Lecture
Thursday, May 16, 2019, 7:00 PM

Bálint Magyar

Senior Core Fellow, Institute for Advanced Study, Central European University, Budapest

Post-Communist Autocracies. Kaczyński’s Poland and Orbán’s Hungary

Moderator: Dr Endre Borbáth, Berlin

The Polish election results of 2015 seem to have brought Hungarian and Polish development into synchronicity again, a congruence that is apparent throughout history. A first glance may give the impression that we are dealing with regimes of identical nature. The authoritarian politics practiced by Jarosław Kaczyński (PiS) and Viktor Orbán (Fidesz) are characterized by a similar tendency to eliminate autonomous social forces and control mechanisms, as well as the application of similar ideological frames. But beneath the surface similarities these are attempts at establishing different types of autocratic regimes. Orbán’s regime, which can be defined as a post-communist mafia state, is built on the twin motivations of power centralization and family accumulation of wealth; the subject of its power is the adopted political family freed of the limitations posed by formal institutions. Kaczyński’s regime is better described as a conservative-autocratic experiment driven by ambitions of power and ideological inclinations.

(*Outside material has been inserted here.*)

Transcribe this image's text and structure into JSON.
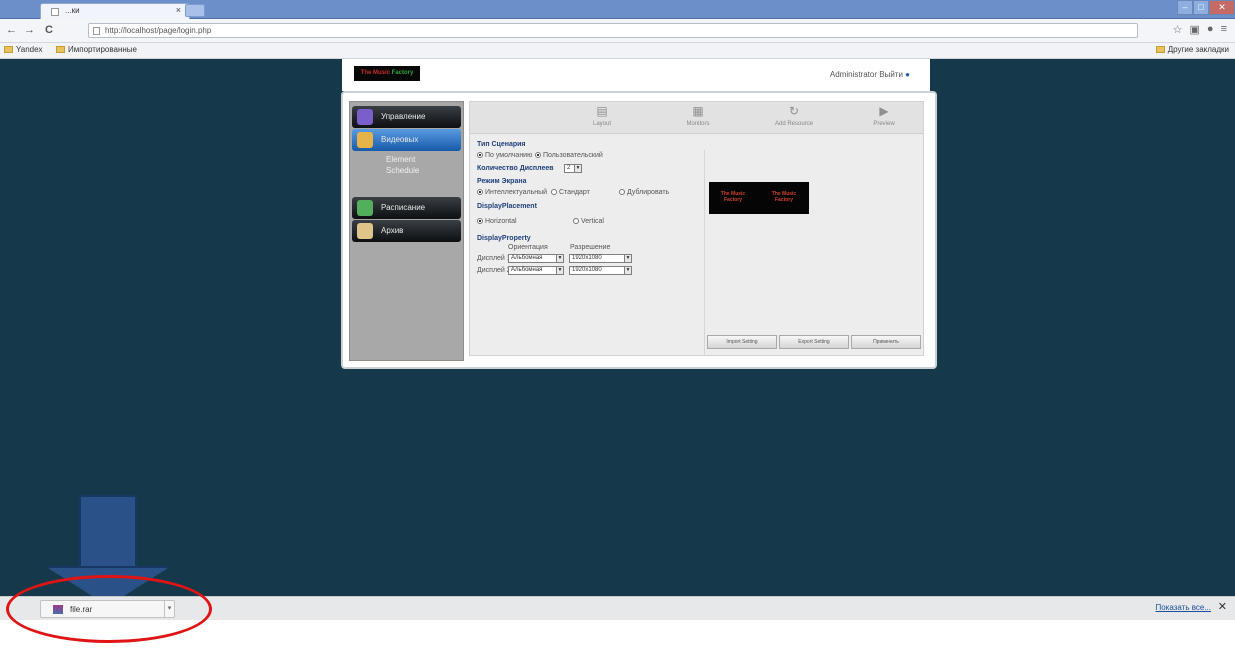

Bálint Magyar (1952) is a sociologist and a liberal politician. He obtained his degrees in sociology and history at Eötvös Loránd University, Budapest. Between 1977 and 1990 he was studying the post-war social and economic history of Eastern European countries at various research institutes. An activist of the anti-communist dissident movement since 1979, he became one of the founding members and leaders of the Hungarian Liberal Party (SZDSZ). Magyar was a member of parliament between 1990 and 2010, and served as Minister of Education in 1996–98 and 2002–6. Between 2008 and 2012 he was a member of the governing board of the European Institute of Innovation and Technology (EIT). Since 2010 he has been a senior researcher at the Financial Research Institute. Currently he is a fellow of the Institute for Advanced Study, Central European University.

Dr Endre Borbáth is a postdoctoral researcher at the Free University and at the Wissenschaftszentrum Berlin, specializing in party competition and protest politics.